Gen-Active is a comic book anthology-series from Wildstorm. It was published quarterly from 2000 to 2001 and ran for six issues. In the comic book series, Gen-Actives are superhuman beings who possess the Gen-Factor.

Gen-Active, the comic
Gen-Active featured several ongoing storylines, usually starring Gen-Active superheroes and villains in each issue. Many of the stories dealt with the former members of DV8.

Though often converging, there were three main storylines, each with their own writer:
 Writer Ben Raab with the help of various artists revealed what happened to Evo and Bliss after they left DV8. The two join up and go to New York, where Bliss tries to form her own crime-syndicate. Bliss sacrifices Evo, who is arrested by the police and sent to Purgatory Max, a special prison. A group of Nazi supervillains break into the prison and cause a riot and superhero-group Wildcore is sent to end the riot. This mission would mean the end for most of Wildcore, but Evo redeems himself by saving Wildcore-leader Backlash. Bliss meanwhile increases her power within New York. (Issues #1-4 and 6)
 Writer Jay Faeber with the help of various artists told various stories about Frostbite, Copycat and Sublime, former members of DV8. They meet and fight with their old enemies Gen¹³, mostly due to misunderstandings. At the end of issue 2 the two groups sit down, talk and decide that they no longer have any reasons to be enemies. In issue #3 Faeber interrupts DV8's storyline for a story about Deathblow, but this story connects to DV8 by revealing that Deathblow is Sublime's father. In the following 3 issues, Sublime finds out about her father, meets with Genevieve Cray and with the help of Genevieve Cray the group fights Trance. (Issues #1-6)
 Dan Abnett and Andy Lanning (writers) and Dustin Nguyen (artist) told two solo-stories about Jet in issues #1 and 2. In issue #6 Jet goes to avenge her father, Backlash, by trying to arrest all the escaped Purgatory Max criminals (with a little help of the Midnighter). This storyline followed up on Ben Raab's story about the Purgatory Max riot.

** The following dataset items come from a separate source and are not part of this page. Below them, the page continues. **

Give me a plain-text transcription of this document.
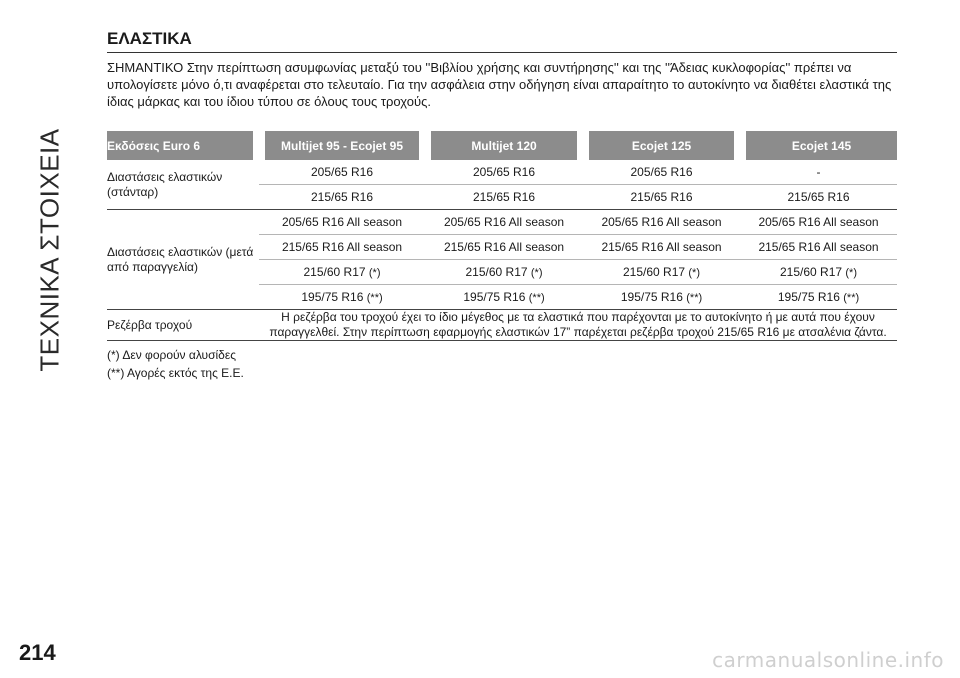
ΤΕΧΝΙΚΑ ΣΤΟΙΧΕΙΑ
214	carmanualsonline.info
ΕΛΑΣΤΙΚΑ

ΣΗΜΑΝΤΙΚΟ Στην περίπτωση ασυμφωνίας μεταξύ του ''Βιβλίου χρήσης και συντήρησης'' και της ''Άδειας κυκλοφορίας'' πρέπει να υπολογίσετε μόνο ό,τι αναφέρεται στο τελευταίο. Για την ασφάλεια στην οδήγηση είναι απαραίτητο το αυτοκίνητο να διαθέτει ελαστικά της ίδιας μάρκας και του ίδιου τύπου σε όλους τους τροχούς.

Εκδόσεις Euro 6	Multijet 95 - Ecojet 95	Multijet 120	Ecojet 125	Ecojet 145
Διαστάσεις ελαστικών (στάνταρ)	205/65 R16	205/65 R16	205/65 R16	-
	215/65 R16	215/65 R16	215/65 R16	215/65 R16
Διαστάσεις ελαστικών (μετά από παραγγελία)	205/65 R16 All season	205/65 R16 All season	205/65 R16 All season	205/65 R16 All season
	215/65 R16 All season	215/65 R16 All season	215/65 R16 All season	215/65 R16 All season
	215/60 R17 (*)	215/60 R17 (*)	215/60 R17 (*)	215/60 R17 (*)
	195/75 R16 (**)	195/75 R16 (**)	195/75 R16 (**)	195/75 R16 (**)
Ρεζέρβα τροχού	Η ρεζέρβα του τροχού έχει το ίδιο μέγεθος με τα ελαστικά που παρέχονται με το αυτοκίνητο ή με αυτά που έχουν παραγγελθεί. Στην περίπτωση εφαρμογής ελαστικών 17” παρέχεται ρεζέρβα τροχού 215/65 R16 με ατσαλένια ζάντα.			
(*) Δεν φορούν αλυσίδες
(**) Αγορές εκτός της Ε.Ε.
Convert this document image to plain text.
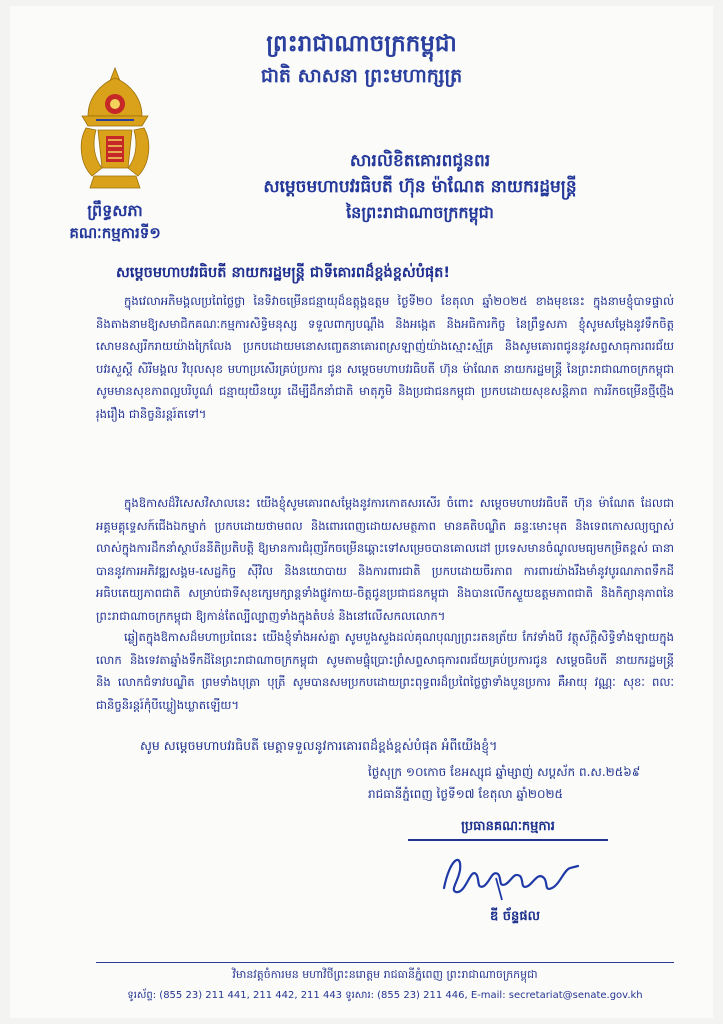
ព្រះរាជាណាចក្រកម្ពុជា
ជាតិ សាសនា ព្រះមហាក្សត្រ
ព្រឹទ្ធសភា
គណៈកម្មការទី១
សារលិខិតគោរពជូនពរ
សម្តេចមហាបវរធិបតី ហ៊ុន ម៉ាណែត នាយករដ្ឋមន្ត្រី
នៃព្រះរាជាណាចក្រកម្ពុជា
សម្តេចមហាបវរធិបតី នាយករដ្ឋមន្ត្រី ជាទីគោរពដ៏ខ្ពង់ខ្ពស់បំផុត!
ក្នុងវេលាអភិមង្គលប្រពៃថ្លៃថ្លា នៃទិវាចម្រើនជន្មាយុដ៏ឧត្តុង្គឧត្តម ថ្ងៃទី២០ ខែតុលា ឆ្នាំ២០២៥ ខាងមុខនេះ ក្នុងនាមខ្ញុំបាទផ្ទាល់ និងតាងនាមឱ្យសមាជិកគណៈកម្មការសិទ្ធិមនុស្ស ទទួលពាក្យបណ្តឹង និងអង្កេត និងអធិការកិច្ច នៃព្រឹទ្ធសភា ខ្ញុំសូមសម្តែងនូវទឹកចិត្តសោមនស្សរីករាយយ៉ាងក្រៃលែង ប្រកបដោយមនោសញ្ចេតនាគោរពស្រឡាញ់យ៉ាងស្មោះស្ម័គ្រ និងសូមគោរពជូននូវសព្ទសាធុការពរជ័យ បវរសួស្តី សិរីមង្គល វិបុលសុខ មហាប្រសើរគ្រប់ប្រការ ជូន សម្តេចមហាបវរធិបតី ហ៊ុន ម៉ាណែត នាយករដ្ឋមន្ត្រី នៃព្រះរាជាណាចក្រកម្ពុជា សូមមានសុខភាពល្អបរិបូណ៌ ជន្មាយុយឺនយូរ ដើម្បីដឹកនាំជាតិ មាតុភូមិ និងប្រជាជនកម្ពុជា ប្រកបដោយសុខសន្តិភាព ការរីកចម្រើនថ្មីថ្មើង រុងរឿង ជានិច្ចនិរន្តរ៍តទៅ។
ក្នុងឱកាសដ៏វិសេសវិសាលនេះ យើងខ្ញុំសូមគោរពសម្តែងនូវការកោតសរសើរ ចំពោះ សម្តេចមហាបវរធិបតី ហ៊ុន ម៉ាណែត ដែលជាអគ្គមគ្គុទ្ទេសក៍ជើងឯកម្នាក់ ប្រកបដោយថាមពល និងពោរពេញដោយសមត្ថភាព មានគតិបណ្ឌិត ឆន្ទៈមោះមុត និងទេពកោសល្យច្បាស់លាស់ក្នុងការដឹកនាំស្ថាប័ននីតិប្រតិបត្តិ ឱ្យមានការជំរុញរីកចម្រើនឆ្ពោះទៅសម្រេចបានគោលដៅ ប្រទេសមានចំណូលមធ្យមកម្រិតខ្ពស់ ធានាបាននូវការអភិវឌ្ឍសង្គម-សេដ្ឋកិច្ច ស៊ីវិល និងនយោបាយ និងការពារជាតិ ប្រកបដោយចីរភាព ការពារយ៉ាងរឹងមាំនូវបូរណភាពទឹកដី អធិបតេយ្យភាពជាតិ សម្រាប់ជាទីសុខក្សេមក្សាន្តទាំងផ្លូវកាយ-ចិត្តជូនប្រជាជនកម្ពុជា និងបានលើកស្ទួយឧត្តមភាពជាតិ និងកិត្យានុភាពនៃព្រះរាជាណាចក្រកម្ពុជា ឱ្យកាន់តែល្បីល្បាញទាំងក្នុងតំបន់ និងនៅលើសកលលោក។
ឆ្លៀតក្នុងឱកាសដ៏មហាប្រពៃនេះ យើងខ្ញុំទាំងអស់គ្នា សូមបួងសួងដល់គុណបុណ្យព្រះរតនត្រ័យ កែវទាំងបី វត្ថុស័ក្តិសិទ្ធិទាំងឡាយក្នុងលោក និងទេវតាឆ្នាំងទឹកដីនៃព្រះរាជាណាចក្រកម្ពុជា សូមតាមផ្ទុំប្រោះព្រំសព្ទសាធុការពរជ័យគ្រប់ប្រការជូន សម្តេចធិបតី នាយករដ្ឋមន្ត្រី និង លោកជំទាវបណ្ឌិត ព្រមទាំងបុត្រា បុត្រី សូមបានសមប្រកបដោយព្រះពុទ្ធពរដ៏ប្រពៃថ្លៃថ្លាទាំងបួនប្រការ គឺអាយុ វណ្ណៈ សុខៈ ពលៈ ជានិច្ចនិរន្តរ៍កុំបីឃ្លៀងឃ្លាតឡើយ។
សូម សម្តេចមហាបវរធិបតី មេត្តាទទួលនូវការគោរពដ៏ខ្ពង់ខ្ពស់បំផុត អំពីយើងខ្ញុំ។
ថ្ងៃសុក្រ ១០កោច ខែអស្សុជ ឆ្នាំម្សាញ់ សប្តស័ក ព.ស.២៥៦៩
រាជធានីភ្នំពេញ ថ្ងៃទី១៧ ខែតុលា ឆ្នាំ២០២៥
ប្រធានគណៈកម្មការ
ឌី ច័ន្ទផល
វិមានវត្តចំការមន មហាវិថីព្រះនរោត្តម រាជធានីភ្នំពេញ ព្រះរាជាណាចក្រកម្ពុជា
ទូរស័ព្ទ: (855 23) 211 441, 211 442, 211 443 ទូរសារ: (855 23) 211 446, E-mail: secretariat@senate.gov.kh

There also were a few short stories:
In issue #3, Eric DeSantis and Brian Stelfreeze told what happened to Freestyle after the end of DV8: she went back to Las Vegas where she ran into Threshold who was building his own army of Gen-Actives.
 Jai Nitz and Jim Mahfood created a dark comical story about Ladytron and Sideways Bob in issue #5.
 Eric DeSantis and Trevor Scott connected Ben Raab's storyline about the Purgatory Max prison break to Jay Faeber's DV8 storyline by having the criminal Trance escape from Purgatory Max and rebuild his group of Freaks in issue #5.